Between 60-80% of the work at top management consulting firms comes from repeat clients.
Though the overall consulting pie is growing, competition for top mandates is intensifying, with Big Four consulting arms, mid-sized challengers such as Alvarez & Marsal and Oliver Wyman (now led by former BCG senior partner Sumit Saraogi), and IT giants like Accenture generating between $30–40 million in high-value management consulting work.
Even smaller global consulting firms have aggressive plans.
“Our value proposition is closer to MBB firms (McKinsey, BCG, Bain) than Big Four and other tech consulting firms. We have very ambitious expansion plans for our consulting business in India,” said Himanshu Bajaj, chief executive, Alvarez & Marsal India.
Like in India, the big battle in global consulting is between McKinsey and BCG.
$16 bn revenue in 2023
According to the last officially reported figures, McKinsey generated $16 billion in revenue in 2023, compared with BCG’s $12.3 billion. In 2024, BCG’s revenue rose to $13.5 billion, while McKinsey officially has not reported its numbers. McKinsey has been the market leader and gold standard since its founding in 1926, but BCG has been playing catch-up in recent years. Experts attribute BCG’s rise to its more adaptable client model, quicker pivots into high-growth areas such as ESG and technology and strong performance in fast-expanding markets like India, Japan, and Brazil.

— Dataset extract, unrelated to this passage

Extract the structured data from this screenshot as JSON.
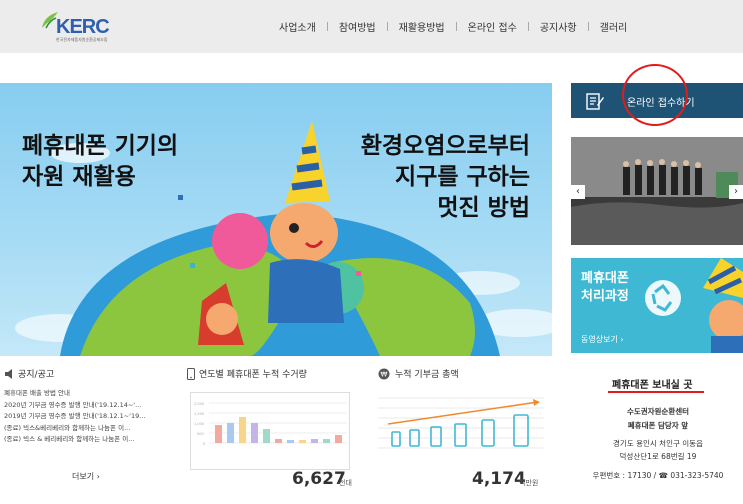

In India, another major focus for these firms is their capability centres. These are rapidly growing over the past five years as global cost pressures increase, driving greater reliance on offshore talent and reshaping the traditional consulting delivery model. The Indian arms of McKinsey, Bain, and AT Kearney generate a combined Rs 2,642 crore in revenue from their capability centres and are scaling up aggressively to handle both back-end delivery and increasingly complex client mandates.

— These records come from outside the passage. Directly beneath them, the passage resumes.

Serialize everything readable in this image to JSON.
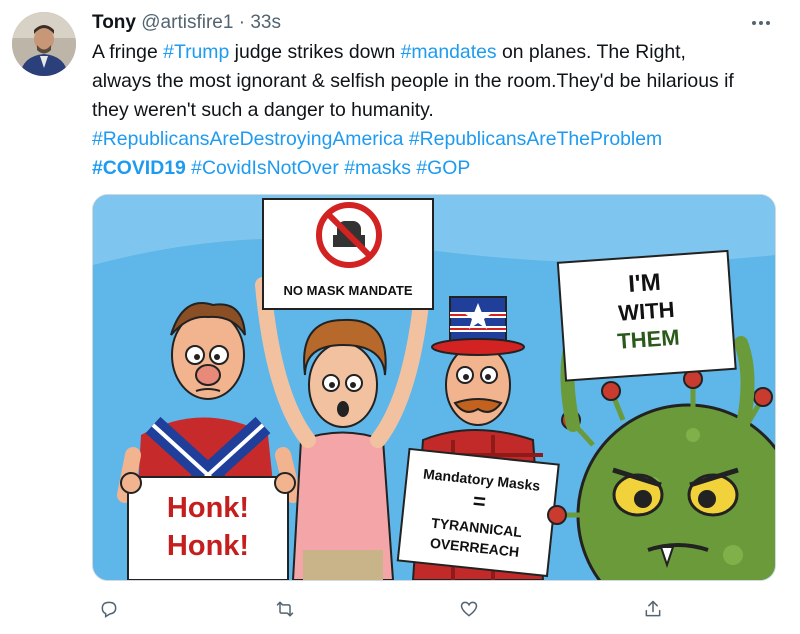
{
  "tweet": {
    "author_name": "Tony",
    "handle": "@artisfire1",
    "separator": "·",
    "time": "33s",
    "line1": {
      "pre": "A fringe ",
      "tag1": "#Trump",
      "mid": " judge strikes down ",
      "tag2": "#mandates",
      "post": " on planes. The Right,"
    },
    "line2": "always the most ignorant & selfish people in the room.They'd be hilarious if",
    "line3": "they weren't such a danger to humanity.",
    "hashtags_line4": [
      "#RepublicansAreDestroyingAmerica",
      "#RepublicansAreTheProblem"
    ],
    "hashtags_line5": [
      "#COVID19",
      "#CovidIsNotOver",
      "#masks",
      "#GOP"
    ]
  },
  "cartoon": {
    "sign_no_mask": "NO MASK MANDATE",
    "sign_honk_1": "Honk!",
    "sign_honk_2": "Honk!",
    "sign_mandatory_1": "Mandatory Masks",
    "sign_mandatory_eq": "=",
    "sign_mandatory_2": "TYRANNICAL",
    "sign_mandatory_3": "OVERREACH",
    "sign_with_1": "I'M",
    "sign_with_2": "WITH",
    "sign_with_3": "THEM"
  },
  "actions": {
    "icons": [
      "reply-icon",
      "retweet-icon",
      "like-icon",
      "share-icon"
    ]
  },
  "colors": {
    "link": "#1d9bf0",
    "text": "#0f1419",
    "secondary": "#536471",
    "sky": "#5fb6e8"
  }
}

For consultants globally and in India, artificial intelligence has been the new buzzword over the past couple of years. “AI today is what digital was five years ago,” said Jain of AT Kearney.
BCG’s Rahul Jain said consulting has evolved from being knowledge-based to focusing on execution and results. “Now it’s about capability, helping clients not just design strategies but build and strengthen businesses. AI will increasingly be an integral part of this journey, embedded across future client assignments.”